Was für eine komplexe Frage, auf die ich nur zu gerne die eine Antwort hätte. Prinzipiell denke ich die Zielrichtung muss sein: Wir müssen alle Menschen als gleichwertig verstehen und einander auch so begegnen. Auf dem Weg dorthin wurde schon viel erkämpft. Heutzutage geht es darum, Einkommensunterschiede und die ungleiche Verteilung unbezahlter Arbeit zu bekämpfen. Es geht darum, Kinderbetreuung auszubauen und einen Rechtsanspruch darauf zu schaffen. Es geht darum, Diskriminierung am Arbeitsplatz zu bekämpfen. Es geht um Arbeitszeitverkürzung und einen gesetzlichen Mindestlohn. Um die Bekämpfung von Altersarmut. Es geht um den Ausbau der Zusammenarbeit zwischen Behörden, Gerichten und Gewaltschutzzentren. Es muss also sehr viel passieren und ich denke auf dem Weg dorthin braucht es gute Frauennetzwerke. Wir müssen also weiter Banden bilden.
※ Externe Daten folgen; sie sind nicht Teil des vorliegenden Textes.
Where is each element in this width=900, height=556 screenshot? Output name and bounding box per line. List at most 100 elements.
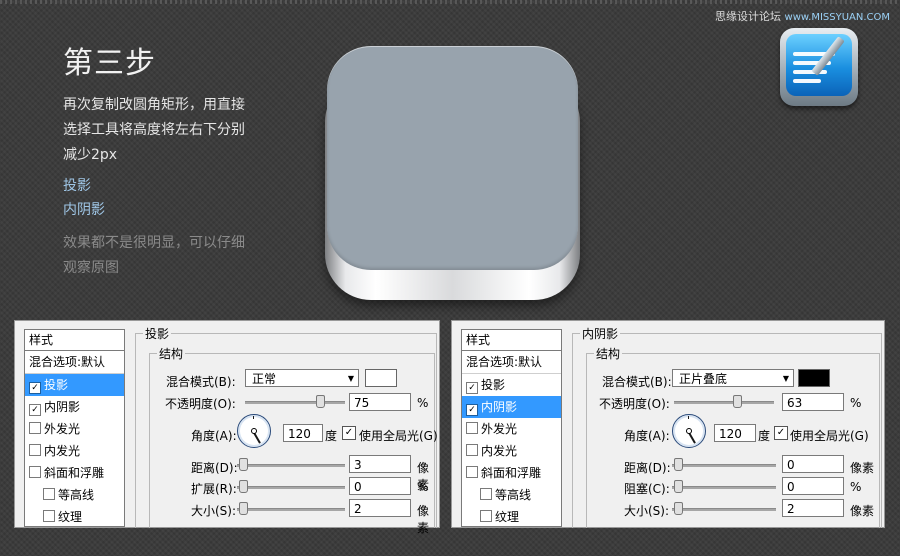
- step-link-inner-shadow[interactable]: 内阴影: [63, 199, 105, 219]
- checkbox[interactable]: [29, 444, 41, 456]
- checkbox[interactable]: [43, 510, 55, 522]
- distance-slider[interactable]: [237, 464, 345, 467]
- styles-list-header: 样式: [462, 330, 561, 351]
- style-item-contour[interactable]: 等高线: [25, 484, 124, 506]
- style-item-inner-glow[interactable]: 内发光: [462, 440, 561, 462]
- angle-label: 角度(A):: [624, 429, 670, 443]
- style-item-inner-glow[interactable]: 内发光: [25, 440, 124, 462]
- size-input[interactable]: 2: [349, 499, 411, 517]
- style-item-bevel-emboss[interactable]: 斜面和浮雕: [462, 462, 561, 484]
- styles-list: 样式 混合选项:默认 ✓ 投影 ✓ 内阴影 外发光 内发光 斜面和浮雕 等高线 纹理: [24, 329, 125, 527]
- checkbox[interactable]: [480, 510, 492, 522]
- step-note-line: 效果都不是很明显，可以仔细: [63, 235, 245, 251]
- checkbox-checked[interactable]: ✓: [466, 404, 478, 416]
- style-item-blending-options[interactable]: 混合选项:默认: [25, 351, 124, 374]
- style-item-bevel-emboss[interactable]: 斜面和浮雕: [25, 462, 124, 484]
- angle-input[interactable]: 120: [714, 424, 756, 442]
- checkbox[interactable]: [29, 466, 41, 478]
- opacity-unit: %: [850, 396, 862, 410]
- opacity-slider-thumb[interactable]: [733, 395, 742, 408]
- distance-unit: 像素: [850, 461, 875, 475]
- distance-input[interactable]: 3: [349, 455, 411, 473]
- style-item-contour[interactable]: 等高线: [462, 484, 561, 506]
- distance-label: 距离(D):: [191, 461, 238, 475]
- spread-unit: %: [417, 480, 429, 494]
- spread-input[interactable]: 0: [349, 477, 411, 495]
- opacity-slider-thumb[interactable]: [316, 395, 325, 408]
- choke-unit: %: [850, 480, 862, 494]
- angle-input[interactable]: 120: [283, 424, 323, 442]
- style-item-outer-glow[interactable]: 外发光: [25, 418, 124, 440]
- angle-dial[interactable]: [237, 414, 271, 448]
- checkbox[interactable]: [43, 488, 55, 500]
- size-label: 大小(S):: [624, 504, 670, 518]
- angle-unit: 度: [325, 429, 338, 443]
- checkbox[interactable]: [29, 422, 41, 434]
- angle-dial[interactable]: [672, 414, 706, 448]
- global-light-checkbox[interactable]: ✓: [774, 426, 788, 440]
- style-item-texture[interactable]: 纹理: [462, 506, 561, 526]
- style-item-outer-glow[interactable]: 外发光: [462, 418, 561, 440]
- style-item-blending-options[interactable]: 混合选项:默认: [462, 351, 561, 374]
- layer-style-panel-inner-shadow: 样式 混合选项:默认 ✓ 投影 ✓ 内阴影 外发光 内发光 斜面和浮雕 等高线 纹理…: [451, 320, 885, 528]
- spread-slider-thumb[interactable]: [239, 480, 248, 493]
- size-unit: 像素: [850, 504, 875, 518]
- opacity-label: 不透明度(O):: [165, 397, 236, 411]
- opacity-slider[interactable]: [245, 401, 345, 404]
- blend-mode-label: 混合模式(B):: [166, 375, 236, 389]
- opacity-input[interactable]: 63: [782, 393, 844, 411]
- step-link-drop-shadow[interactable]: 投影: [63, 175, 91, 195]
- preview-face: [327, 46, 578, 270]
- distance-input[interactable]: 0: [782, 455, 844, 473]
- size-slider[interactable]: [237, 508, 345, 511]
- checkbox-checked[interactable]: ✓: [29, 382, 41, 394]
- step-description-line: 减少2px: [63, 147, 118, 163]
- step-title: 第三步: [63, 46, 156, 81]
- choke-input[interactable]: 0: [782, 477, 844, 495]
- checkbox[interactable]: [480, 488, 492, 500]
- choke-slider-thumb[interactable]: [674, 480, 683, 493]
- shadow-color-swatch[interactable]: [798, 369, 830, 387]
- distance-slider-thumb[interactable]: [239, 458, 248, 471]
- distance-slider[interactable]: [672, 464, 776, 467]
- spread-slider[interactable]: [237, 486, 345, 489]
- checkbox-checked[interactable]: ✓: [466, 382, 478, 394]
- style-item-inner-shadow[interactable]: ✓ 内阴影: [462, 396, 561, 418]
- size-slider-thumb[interactable]: [674, 502, 683, 515]
- distance-slider-thumb[interactable]: [674, 458, 683, 471]
- step-note-line: 观察原图: [63, 260, 119, 276]
- checkbox[interactable]: [466, 444, 478, 456]
- group-title: 投影: [143, 325, 172, 342]
- styles-list: 样式 混合选项:默认 ✓ 投影 ✓ 内阴影 外发光 内发光 斜面和浮雕 等高线 纹理: [461, 329, 562, 527]
- opacity-slider[interactable]: [674, 401, 774, 404]
- step-description-line: 再次复制改圆角矩形，用直接: [63, 97, 245, 113]
- section-title: 结构: [157, 345, 186, 362]
- notes-app-icon: [780, 28, 858, 106]
- global-light-label: 使用全局光(G): [790, 429, 869, 443]
- global-light-label: 使用全局光(G): [359, 429, 438, 443]
- step-description-line: 选择工具将高度将左右下分别: [63, 122, 245, 138]
- style-item-drop-shadow[interactable]: ✓ 投影: [25, 374, 124, 396]
- group-title: 内阴影: [580, 325, 621, 342]
- size-input[interactable]: 2: [782, 499, 844, 517]
- opacity-input[interactable]: 75: [349, 393, 411, 411]
- choke-slider[interactable]: [672, 486, 776, 489]
- dropdown-arrow-icon: ▼: [782, 374, 789, 383]
- watermark-brand: 思缘设计论坛: [715, 10, 782, 23]
- checkbox[interactable]: [466, 422, 478, 434]
- section-title: 结构: [594, 345, 623, 362]
- checkbox[interactable]: [466, 466, 478, 478]
- top-dashed-border: [0, 0, 900, 4]
- size-slider[interactable]: [672, 508, 776, 511]
- blend-mode-select[interactable]: 正常 ▼: [245, 369, 359, 387]
- size-slider-thumb[interactable]: [239, 502, 248, 515]
- style-item-texture[interactable]: 纹理: [25, 506, 124, 526]
- checkbox-checked[interactable]: ✓: [29, 404, 41, 416]
- choke-label: 阻塞(C):: [624, 482, 670, 496]
- blend-mode-select[interactable]: 正片叠底 ▼: [672, 369, 794, 387]
- style-item-drop-shadow[interactable]: ✓ 投影: [462, 374, 561, 396]
- spread-label: 扩展(R):: [191, 482, 237, 496]
- shadow-color-swatch[interactable]: [365, 369, 397, 387]
- style-item-inner-shadow[interactable]: ✓ 内阴影: [25, 396, 124, 418]
- global-light-checkbox[interactable]: ✓: [342, 426, 356, 440]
Sagen wir so: Viele auf den ersten Blick „persönliche“ oder „private“ Themen wie Vereinbarkeit von Familie und Beruf, Betreuung von Angehörigen oder die Höhe von Einkommen und Pension sind meines Erachtens sehr „politisch“. Vielleicht zur Veranschaulichung ein paar Beispiele: 1) Als Partnerin ist es mir wichtig, in einer gleichberechtigten Beziehung zu leben, also gemeinsam für die Kinder und den Alltag zu sorgen und wirtschaftlich unabhängig zu sein. 2) Als Mutter ist es mir wichtig, dass meine Kinder frei von Angst und Gewalt aufwachsen können und dass sie ihre Potenziale entfalten können, unabhängig von ihrem Geschlecht. 3) Als berufstätige Person finde ich massive Lohnunterschiede zwischen einzelnen Branchen ungerecht. Ich bin ausgebildete Sozialarbeiterin – der weiblich dominierte Sozial- und Pflegebereich ist arg unterbezahlt. Aus all diese Gründen kann ich den Satz „Das Private ist politisch“ unterschreiben. Die Umsetzung von diesen „privaten“ Themen ist nämlich abhängig davon, welche Rahmenbedingungen es gibt.
In Gemeinderäten, Parlamenten und Vorständen sind in der Regel mehr Männer als Frauen vertreten. Ich finde das sollte sich ändern. Das erledigt sich aber nicht von allein, daher halte ich Quoten in bestimmten Bereichen für sehr sinnvoll. Ich denke, das hat auch Vorbildwirkung für Mädchen und junge Frauen. Auch ich selbst orientiere mich an anderen Politikerinnen und merke, dass ich mich mit Frauen in der Politik viel eher identifizieren kann als mit Männern. Um das Recht von Frauen auf Mitbestimmung umzusetzen, halte ich deshalb gerade für öffentliche Funktionen eine Frauen-Quote für sehr sinnvoll.

Gemeinderätin Irene Höfner
Wir müssen endlich ein faires Lohnsystem schaffen und gute gesetzliche Rahmenbedingungen für Mütter beziehungsweise Alleinerzieherinnen, die länger bei ihren Kindern zu Hause bleiben wollen.
Es darf nicht sein, dass Frauen trotz Doppelbelastung durch Job, Haushalt und Kindererziehung am Existenzminimum leben müssen. Für eine Postenbesetzung muss die Qualifikation ausschlaggebend sein, nicht eine Quotenerfüllung um jeden Preis, also NEIN zur Frauen-Quote.